Furthermore, Monday Amadi, CDC Chairman Ogale, called on the international court to compel Shell to restore the Ogale land, saying, “We are begging the people of London to give us favourable judgment because we have suffered enough in the hands of Shell and Shell don’t regard us as humans. We are farmers, if you look at our palm fruits, if you look at our economic trees, the aquatic nature of our rivers you cannot see anything. All the fishes in our rivers are all dead. Today we don’t have bush animals in our bushes again because of the pollution in the land. We are calling on Shell to return our land to the original position that our land was.”

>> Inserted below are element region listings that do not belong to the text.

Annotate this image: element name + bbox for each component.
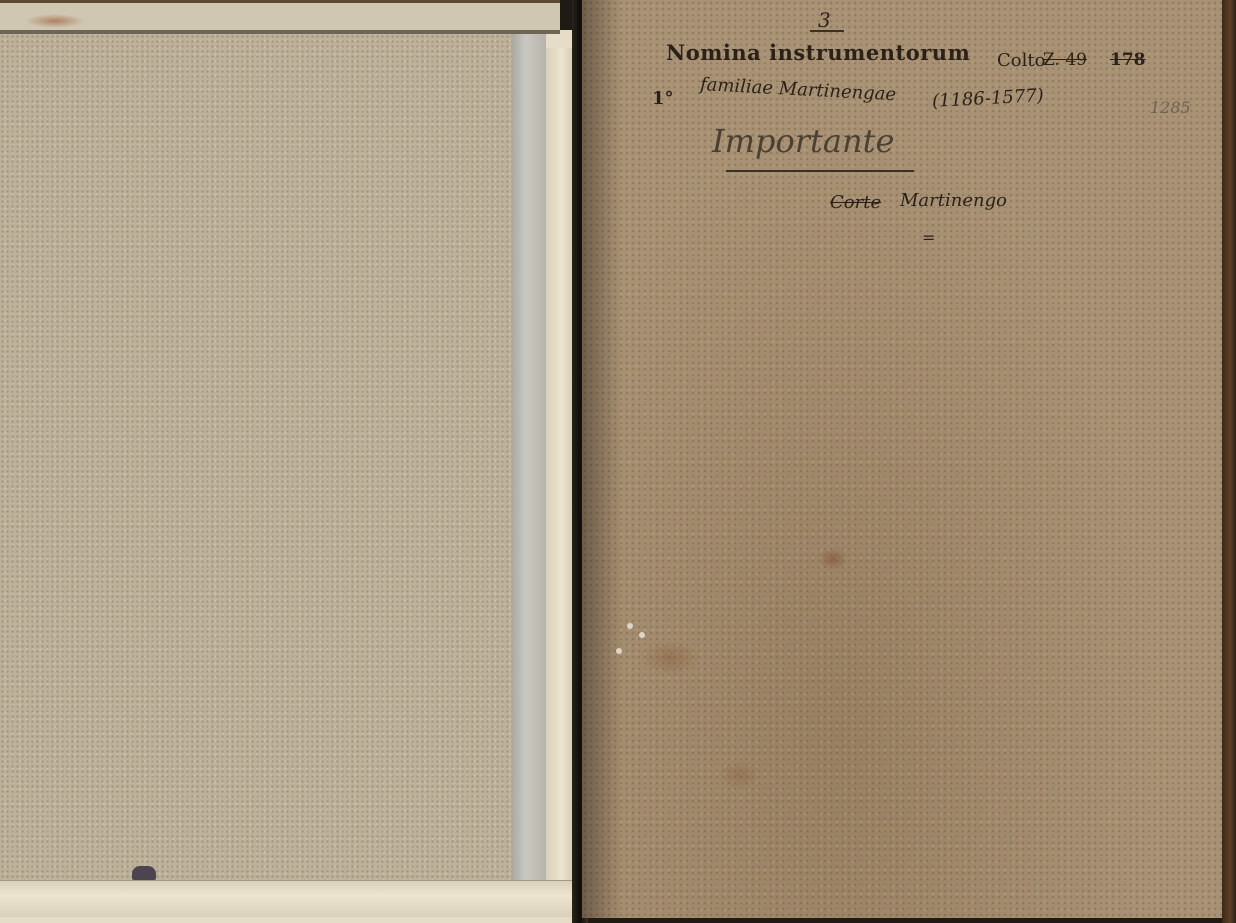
right-spine-edge (1222, 0, 1236, 923)
left-page-top-edge (0, 0, 560, 34)
rust-stain (25, 14, 85, 28)
water-drop-mark (639, 632, 645, 638)
document-photograph: 3 Nomina instrumentorum Colto Z. 49 178 … (0, 0, 1236, 923)
right-page-shadow (582, 0, 622, 918)
left-cover-board (0, 34, 520, 880)
right-cover-board (582, 0, 1224, 918)
water-drop-mark (616, 648, 622, 654)
small-mark: = (922, 228, 935, 247)
importance-underline (726, 170, 914, 172)
shelf-number: 1285 (1150, 98, 1191, 117)
foxing-stain (720, 760, 760, 790)
collocation-crossed: Z. 49 (1043, 50, 1087, 70)
water-drop-mark (627, 623, 633, 629)
archive-crossed: Corte (830, 192, 881, 213)
spine-paper-tape (512, 34, 546, 886)
importance-note: Importante (712, 122, 894, 160)
foxing-stain (640, 640, 700, 676)
archive-name: Martinengo (900, 190, 1007, 211)
volume-marker: 1° (652, 88, 674, 109)
foxing-stain (818, 548, 848, 570)
collocation-number: 178 (1110, 50, 1146, 70)
folio-underline (810, 30, 844, 32)
left-page-bottom-edge (0, 880, 575, 917)
folio-number: 3 (818, 8, 831, 32)
ink-blot (132, 866, 156, 880)
collocation-label: Colto (997, 50, 1045, 71)
title-text: Nomina instrumentorum (666, 40, 970, 65)
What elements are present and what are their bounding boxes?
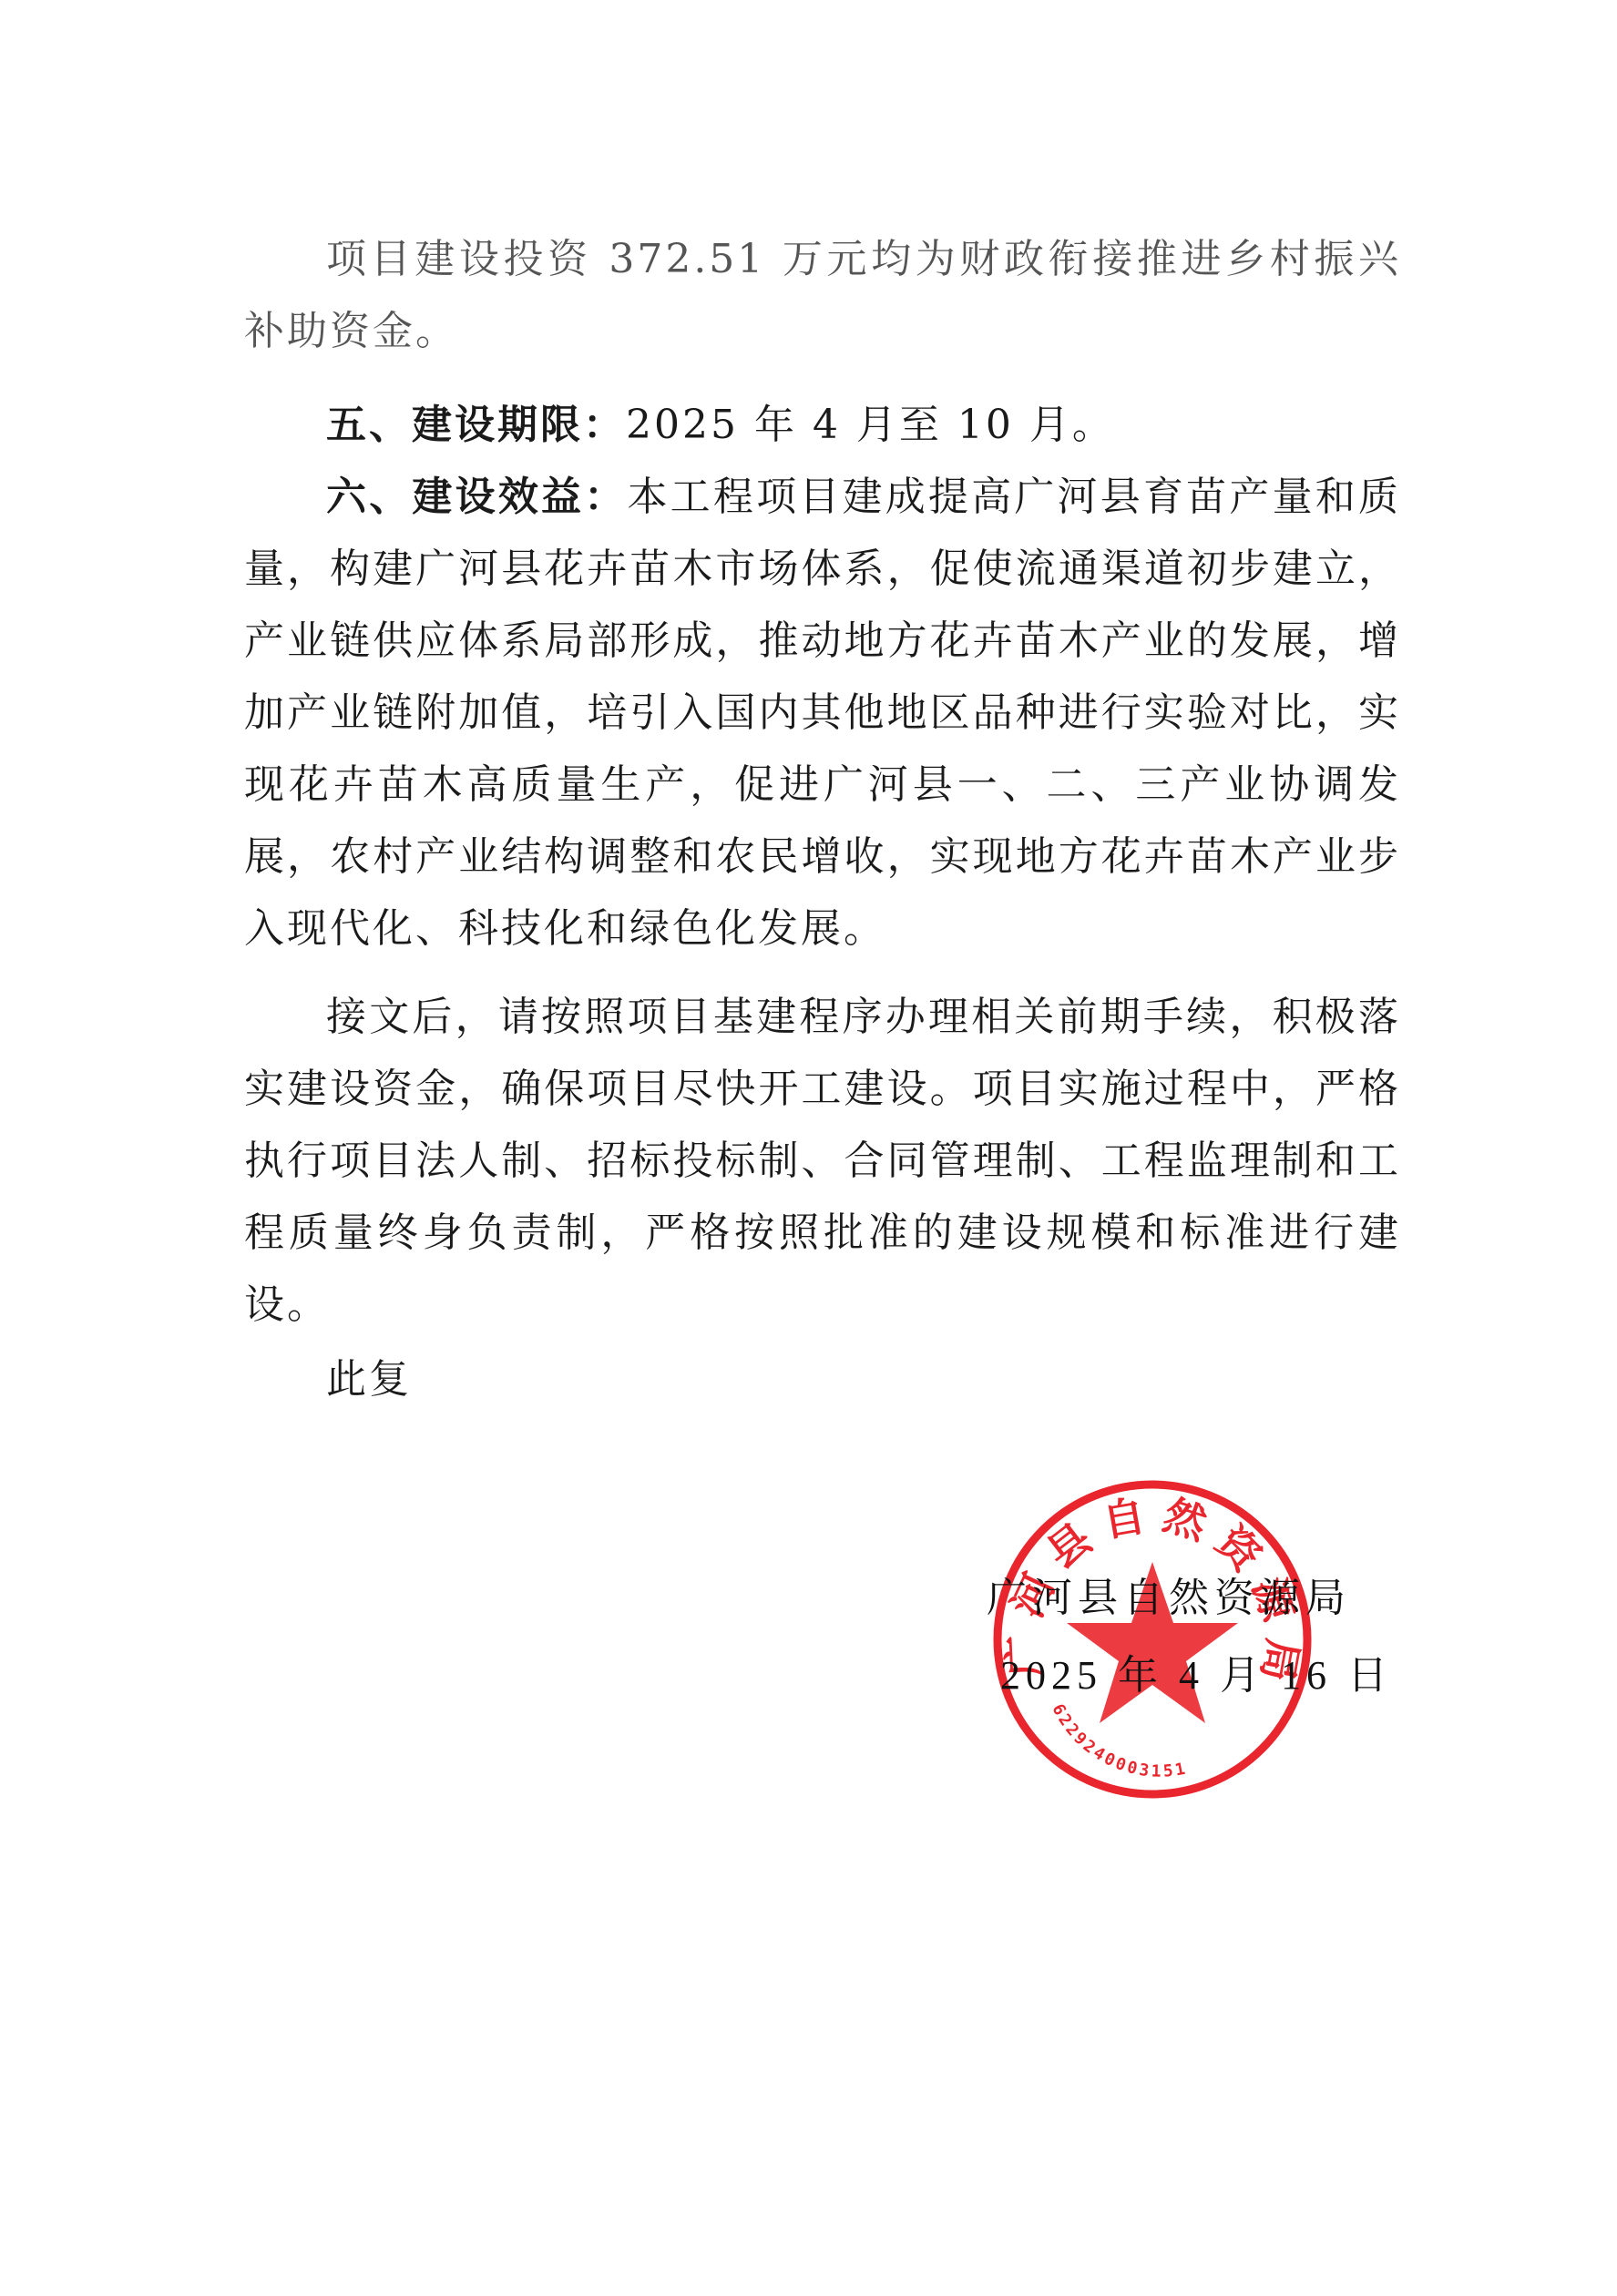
signature-date: 2025 年 4 月 16 日 [1000,1642,1393,1700]
section-construction-period: 五、建设期限：2025 年 4 月至 10 月。 [244,389,1401,461]
section5-text: 2025 年 4 月至 10 月。 [626,402,1115,448]
section-construction-benefits: 六、建设效益：本工程项目建成提高广河县育苗产量和质量，构建广河县花卉苗木市场体系… [244,461,1401,964]
section6-text: 本工程项目建成提高广河县育苗产量和质量，构建广河县花卉苗木市场体系，促使流通渠道… [244,474,1401,952]
signature-organization: 广河县自然资源局 [987,1565,1351,1623]
official-seal-icon: 广河县自然资源局 6229240003151 [988,1475,1316,1803]
section6-heading: 六、建设效益： [326,474,627,520]
document-page: 项目建设投资 372.51 万元均为财政衔接推进乡村振兴补助资金。 五、建设期限… [0,0,1617,2296]
closing-text: 此复 [244,1343,1401,1415]
funding-paragraph: 项目建设投资 372.51 万元均为财政衔接推进乡村振兴补助资金。 [244,223,1401,367]
section5-heading: 五、建设期限： [326,402,626,448]
instruction-paragraph: 接文后，请按照项目基建程序办理相关前期手续，积极落实建设资金，确保项目尽快开工建… [244,981,1401,1341]
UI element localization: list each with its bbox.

On her part, Chief (Mrs) Igwe Benjamin Ngajima, the female ruler of Ekpangbala sub-community under Ogale, said oil spills have impacted women. “You cannot get a bag of cassava from an acre of land in this community. Our cowpeas are not growing, cocoayam are not growing, all our crops are not growing well and do not grow well again. Their years of pollution have caused us strange sicknesses. Look at the whole crowd here if you can see up to two pregnant women. Our women are suffering from infertility. Shell should come and remediate our environment, pay us adequate compensation or they should leave this land for us,” she stated.
Shell and other oil multinationals have been divesting the shallow and onshore assets in the Niger Delta, withouremediation, a development that has been met with resistance and concerns.
It is hoped that the decision of the UK will set in motion the grounds for Niger Delta communities to compel the federal government of Nigeria and oil jants to commence remediation of the entire Niger Delta region.